Now we have to wait a year to find out if someone is able to change his mind – or simply beat him down. I’d like to think it’s the one time the MCU might take a more “highbrow” approach and let Thanos learn there is another way. This way he’ll forever remain a misguided hero.
Exactly. Thats what i like about Thanos in MCU. He is not the typical “Bad Guy”. To him what he is doing to good. He thinks he is trying to save the universe. Its just how he is going about it is wrong. You can see the humanity behind his actions. He is doing what he is doing for the sake of the universe. And he thinks the ends justify the means.
Bad guys that are evil just because they are bad guys are generally boring.

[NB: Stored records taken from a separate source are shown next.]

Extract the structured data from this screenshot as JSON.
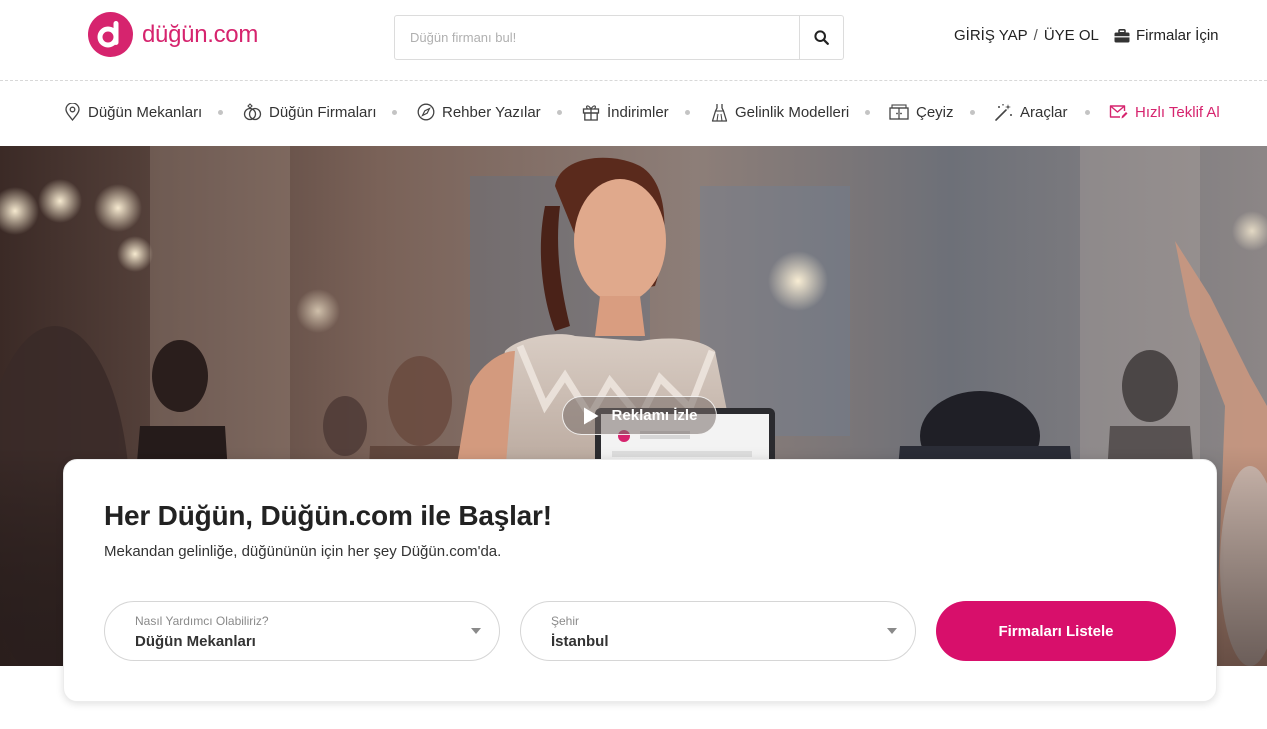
{
  "header": {
    "logo_letter": "d",
    "logo_text": "düğün.com",
    "search_placeholder": "Düğün firmanı bul!",
    "login": "GİRİŞ YAP",
    "separator": "/",
    "signup": "ÜYE OL",
    "for_firms": "Firmalar İçin"
  },
  "nav": {
    "items": [
      {
        "label": "Düğün Mekanları",
        "icon": "location-pin-icon"
      },
      {
        "label": "Düğün Firmaları",
        "icon": "rings-icon"
      },
      {
        "label": "Rehber Yazılar",
        "icon": "compass-icon"
      },
      {
        "label": "İndirimler",
        "icon": "gift-icon"
      },
      {
        "label": "Gelinlik Modelleri",
        "icon": "dress-icon"
      },
      {
        "label": "Çeyiz",
        "icon": "cabinet-icon"
      },
      {
        "label": "Araçlar",
        "icon": "magic-wand-icon"
      },
      {
        "label": "Hızlı Teklif Al",
        "icon": "mail-edit-icon"
      }
    ]
  },
  "hero": {
    "watch_label": "Reklamı İzle"
  },
  "finder": {
    "title": "Her Düğün, Düğün.com ile Başlar!",
    "subtitle": "Mekandan gelinliğe, düğününün için her şey Düğün.com'da.",
    "category_label": "Nasıl Yardımcı Olabiliriz?",
    "category_value": "Düğün Mekanları",
    "city_label": "Şehir",
    "city_value": "İstanbul",
    "submit_label": "Firmaları Listele"
  },
  "colors": {
    "brand": "#d6246e",
    "button": "#d80f6b"
  }
}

Yeah and I was expecting Thanos to turn out to just be the generic “he’s a bad guy because he’s bad”, so I was really impressed with Infinity War.
I’m a big fan of the more grey area villains… Those moments when they say or do something and you find yourself agreeing with their points, just perhaps not their genocidal solutions.
To be honest I agreed with Thanos’s believe about overpopulation in the universe. Just snapping his fingers and there goes half, could have been a better way that even the heroes could get behind.
I agreed with him on it too, but his method was psychotic for sure… The catch is that coming up with a better solution that would have actually worked for the entire universe is essentially impossible.
Sterilisation? Maybe 75%, something like the Genophage.
If he has all that power I think he could do negative population growth until the numbers came down, then a zero population growth.
Seems like his solution was a band aid anyway.
Death has the hots for Deadpool anyway.
nah more recently it’s ben reilly wierdly enough.
It’s kind’ve a shame that nothing was done with that line from Avengers “To challenge them is to court death (Thanos smiles)” – it was a nice little easter egg for people who knew Thanos’s history.